L’ Editoriale - Il fruscio del vinile: riscoprire l’Uomo nell’era dell’algoritmo
di Marco Cramarossa
Forse anche l’intelligenza artificiale, oggi al centro di un’attenzione che ha il sapore dell’epifania, attraverserà un giorno la sua inevitabile parabola discendente. Non è detto che questo sarà un male: ogni innovazione radicale nella storia ha conosciuto una fase di innamoramento collettivo, una sorta di luna di miele tecnologica, seguita da un periodo di disincanto e di riposizionamento. È già successo con i supporti musicali: il vinile, soppiantato dai CD, poi dai lettori MP3, è tornato oggi in auge, carico di un fascino che non è soltanto nostalgia, ma il desiderio di un’esperienza più “calda”, più tangibile, più imperfetta e quindi più umana. È successo con la fotografia: la pellicola, data per morta dall’avvento del digitale, ha visto rinascere un culto dell’analogico, dei tempi di posa lunghi, del rumore della leva di carica, del grano che diventa scelta estetica.

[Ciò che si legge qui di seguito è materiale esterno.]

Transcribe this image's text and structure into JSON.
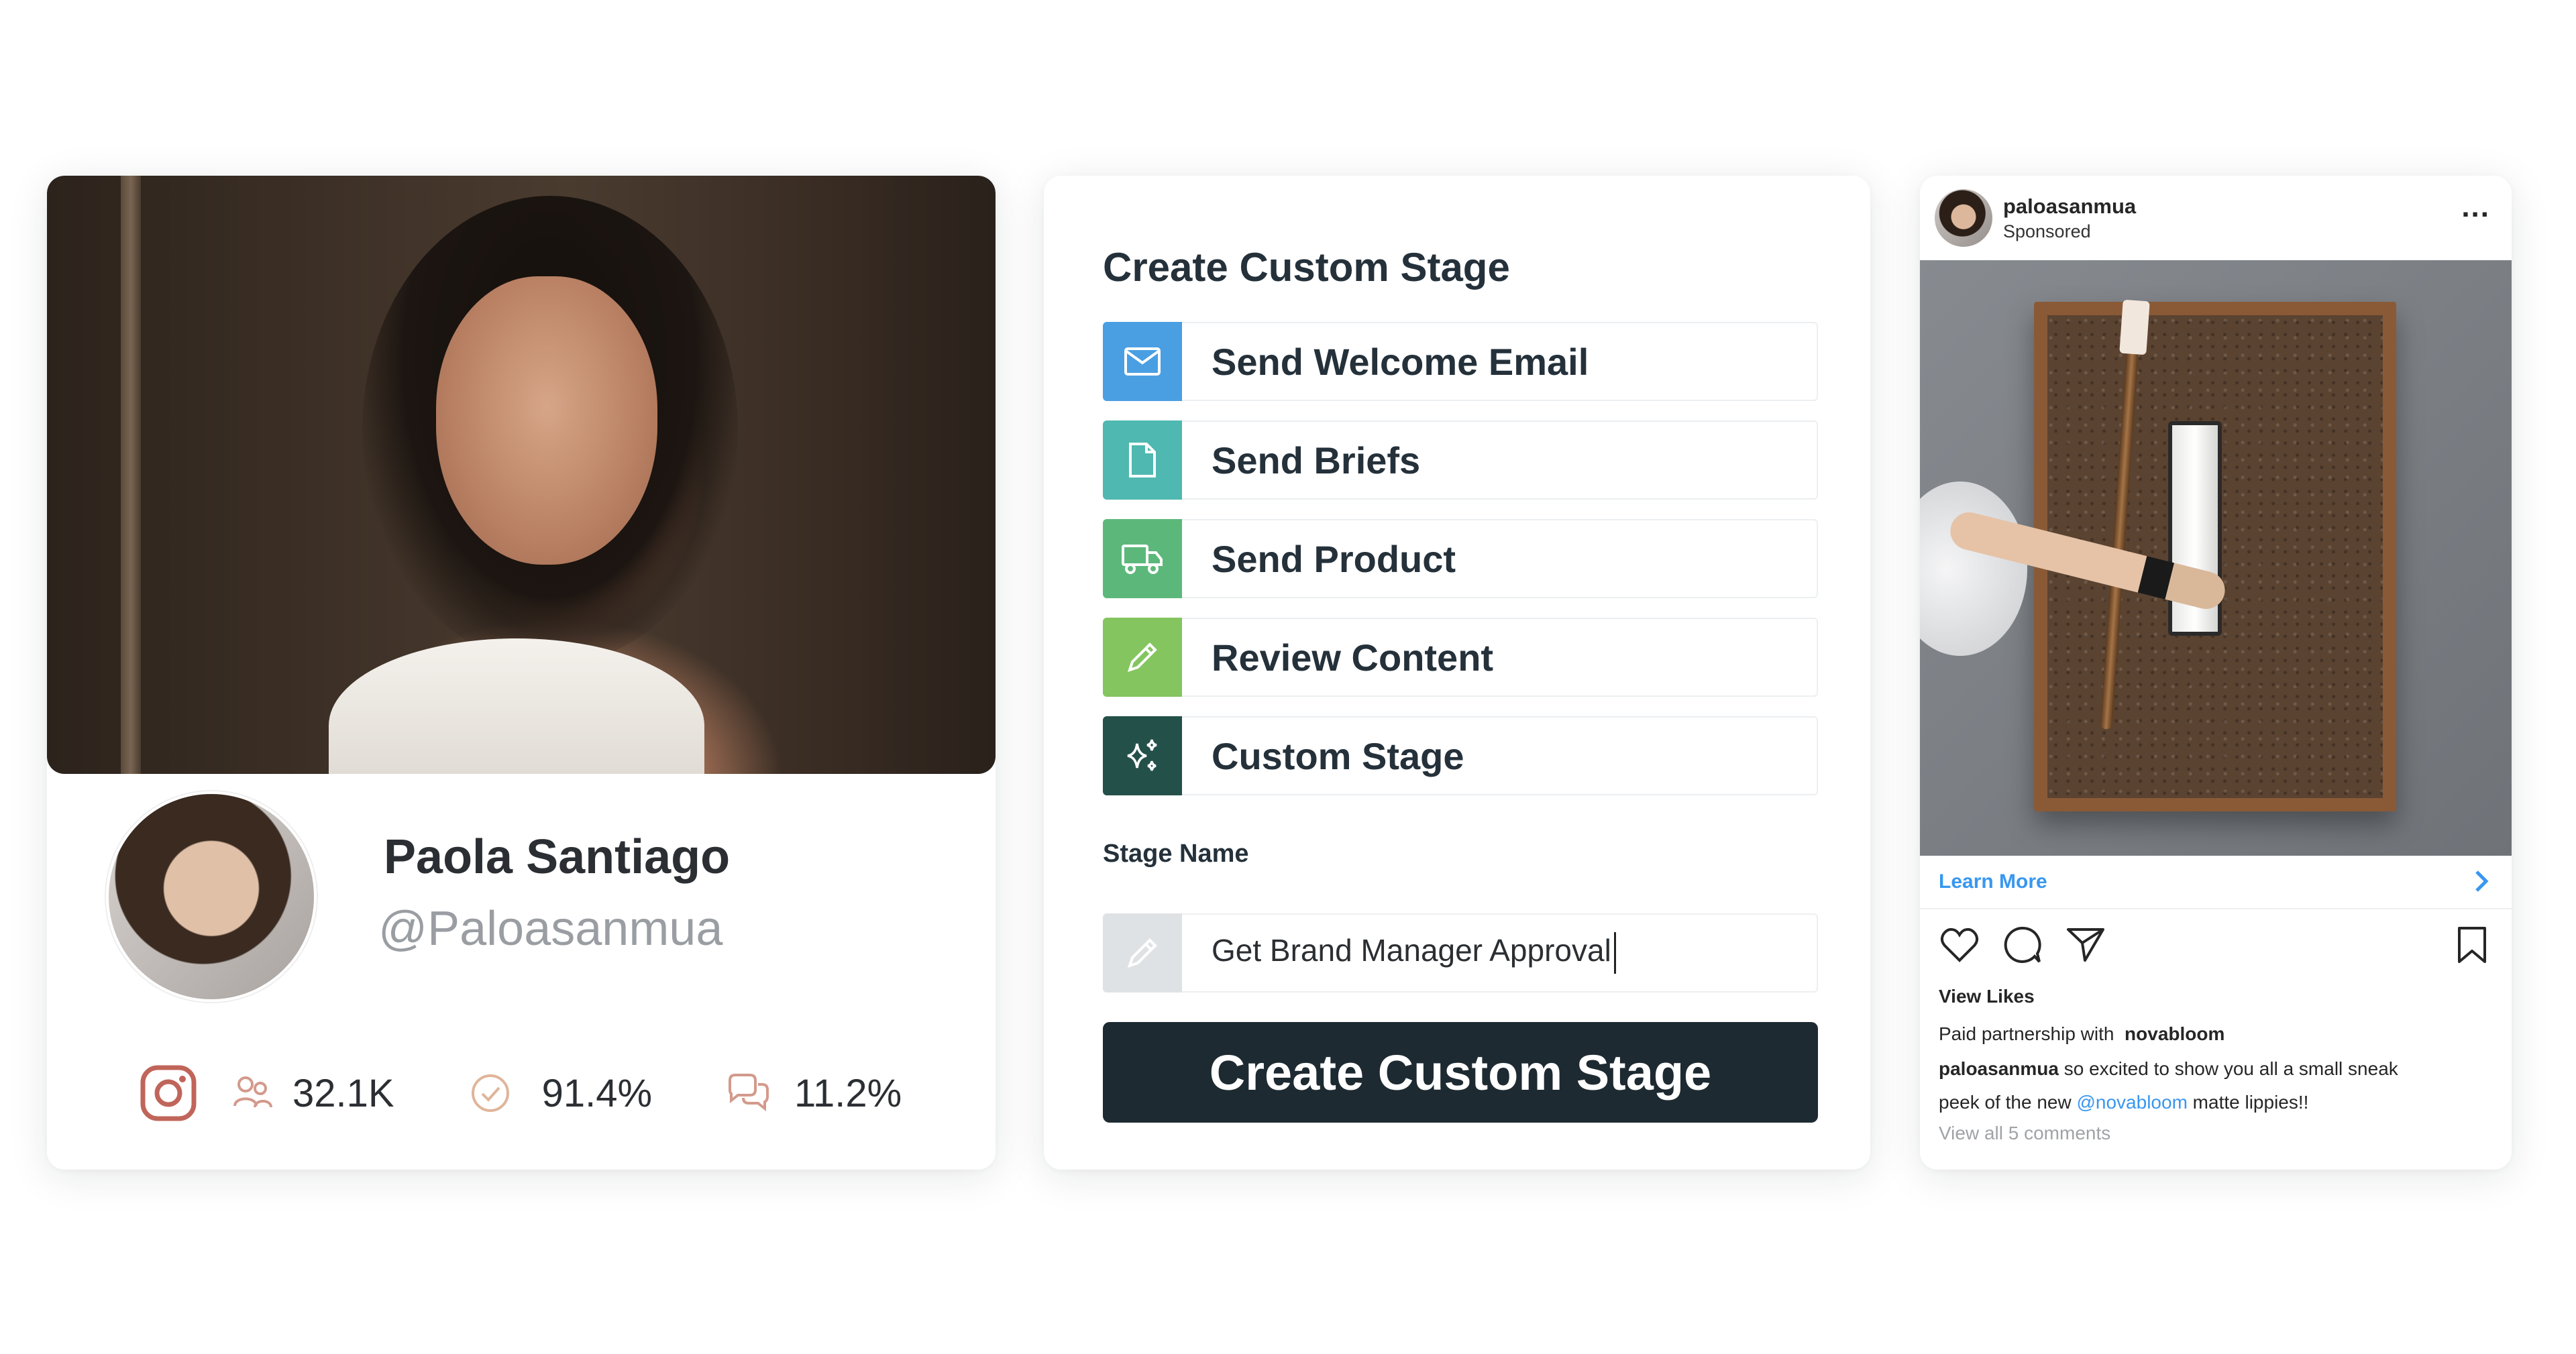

L’intelligenza artificiale vive ora la sua stagione del “tutto e subito”. È presente in ogni discussione, viene chiamata a risolvere problemi enormi e minuti, a scrivere poesie, a generare immagini, a guidare decisioni di politica economica e di marketing. A volte sembra che l’umanità intera sia affascinata dalla possibilità di delegare una parte di sé – la più faticosa, quella che richiede attenzione, dedizione, studio – a un’entità che non dorme mai, che non ha emozioni ma sa simularle, che non si annoia. È un’illusione seducente che prende posto imperiosamente nella società del prompt: basta digitare una domanda e una voce – quella dell’IA – restituisce una risposta articolata, coerente, spesso convincente. Ma la convinzione non è sempre verità. E, come ogni fascinazione, anche questa ha un prezzo: il rischio che l’uomo si disabitui allo sforzo, che smetta di cercare dentro di sé le risorse cognitive e creative che lo hanno sempre distinto da ogni altro essere vivente.
Eppure, l’IA è una “creatura” ambivalente, progettata per servire, per assistere, per rendere più agevoli i compiti: dalla scrittura di un articolo alla stesura di una perizia, dalla sintesi di un testo legislativo al commento di una sentenza, fino alla creazione di racconti o poesie. Ma se diventasse l’unica voce, se le decisioni venissero prese fidandosi solo della statistica e della stocastica dei fenomeni, se la fantasia fosse sostituita dalla mera capacità combinatoria, si rischierebbe di appiattire la complessità umana in una media ponderata di contenuti déjà vu. L’IA potrebbe diventare, paradossalmente, esattamente il contrario di quella creatività che in essa l’uomo oggi ricerca: un grande specchio che riflette il passato, ma fatica a generare il futuro.